Prime Minister Justin Trudeau — never one to miss opportunities to preen before the camera and shed a performative tear or two — quickly ordered Canadian flags to half-staff when the stories about unmarked graves on the grounds of former residential schools spread across the world. Claims and accusations flew, based on ground-penetrating radar scans that didn’t actually prove that the surveyed land contained lost graves. Once the narrative was established, it provided many opportunities for First Nations organizations, activists, and Canadian and foreign politicians to moralize, condemn, and demand investigations, restitution, and apologies from the Catholic church (which ran over 40% of the residential schools), and the provincial and federal governments.
So, more than a year later … what has been investigated? Not much, it turns out:
Sixty-eight Christian churches, mostly Roman Catholic, were vandalised or even burned to the ground. Many of these were historical church buildings still used and revered by native people. The pretext for arson and vandalism was that the Kamloops Indian Residential School had been run by a Catholic religious order, as had 43% of all residential schools. Imagine the outrage if 68 synagogues or mosques had been vandalised and burned. Yet the attacks on 68 Catholic churches passed with only mild criticism.
An article in the New York Times was typical of media commentary about the unmarked graves. It was first published under the headline “Horrible History: Mass Grave of Indigenous Children Reported in Canada” on 28 May and updated on 5 October under the same title. It asserted that: “For decades, most Indigenous children in Canada were taken from their families and forced into boarding schools. A large number never returned home, their families given only vague explanations, or none at all.”
Because the corporate press take their cue from the New York Times, its perspective echoed widely. The discovery of the so-called unmarked graves was chosen by Canadian newspaper editors as the “news story of the year”. And the World Press Photo of the Year award went to “a haunting image of red dresses hung on crosses along a roadside, with a rainbow in the background, commemorating children who died at a residential school created to assimilate Indigenous children in Canada”.
But the award this news report should have won is for fake news of the year. All the major elements of the story are either false or highly exaggerated.
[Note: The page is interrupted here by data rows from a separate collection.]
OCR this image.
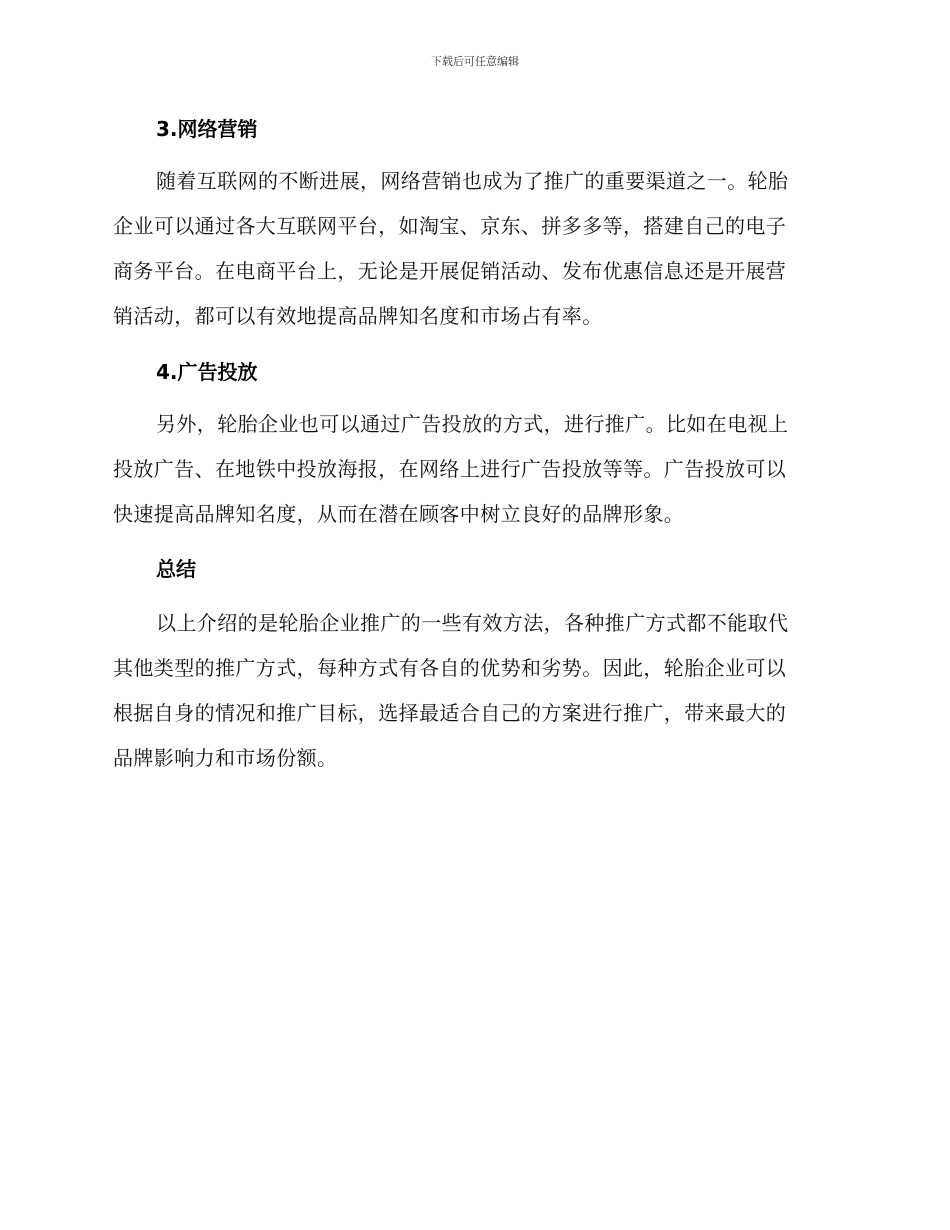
下载后可任意编辑
3.网络营销
随着互联网的不断进展，网络营销也成为了推广的重要渠道之一。轮胎
企业可以通过各大互联网平台，如淘宝、京东、拼多多等，搭建自己的电子
商务平台。在电商平台上，无论是开展促销活动、发布优惠信息还是开展营
销活动，都可以有效地提高品牌知名度和市场占有率。
4.广告投放
另外，轮胎企业也可以通过广告投放的方式，进行推广。比如在电视上
投放广告、在地铁中投放海报，在网络上进行广告投放等等。广告投放可以
快速提高品牌知名度，从而在潜在顾客中树立良好的品牌形象。
总结
以上介绍的是轮胎企业推广的一些有效方法，各种推广方式都不能取代
其他类型的推广方式，每种方式有各自的优势和劣势。因此，轮胎企业可以
根据自身的情况和推广目标，选择最适合自己的方案进行推广，带来最大的
品牌影响力和市场份额。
First, no unmarked graves have been discovered at Kamloops or elsewhere. GPR has located hundreds of soil disturbances, but none of these has been excavated, so it is not known whether they are burial sites, let alone children’s graves. At her original press conference, the Chief of the Kamloops Indian Band called these findings unmarked graves, and the media, politicians, and even Pope Francis ran with the story without waiting for proof.
Similar claims from the chiefs of other Indian reserves ran into grave difficulty (no pun intended) because the GPR research was conducted in whole or in part on community cemeteries located near the sites of residential schools. It would hardly be surprising to find burial sites in a cemetery! But again, since no excavations have been conducted, it is not known whether these unmarked graves contain the bodies of children.
North American Indians did not conduct burials; they usually exposed the bodies of the dead to be worn away by predators and the elements. Christian missionaries introduced the practice of burial. But Indian graves were usually marked by simple wooden crosses that could not long withstand the rigours of Canadian weather. Thus Indian reserves today contain probably tens of thousands of forgotten unmarked graves of both adults and children. To “discover” these with ground-penetrating radar proves nothing without excavation.
Second, there are no “missing children”. This concept was invented by the Truth and Reconciliation Commission (TRC), whose members spoke at various times of 2,800 or 4,200 Indian children who were sent to residential schools but never returned to their parents. Indeed, some children died at residential schools of diseases such as tuberculosis, just as they did in their home communities. But the legend of missing students arose from a failure of TRC researchers to cross-reference the vast number of historical documents about residential schools and the children who attended them.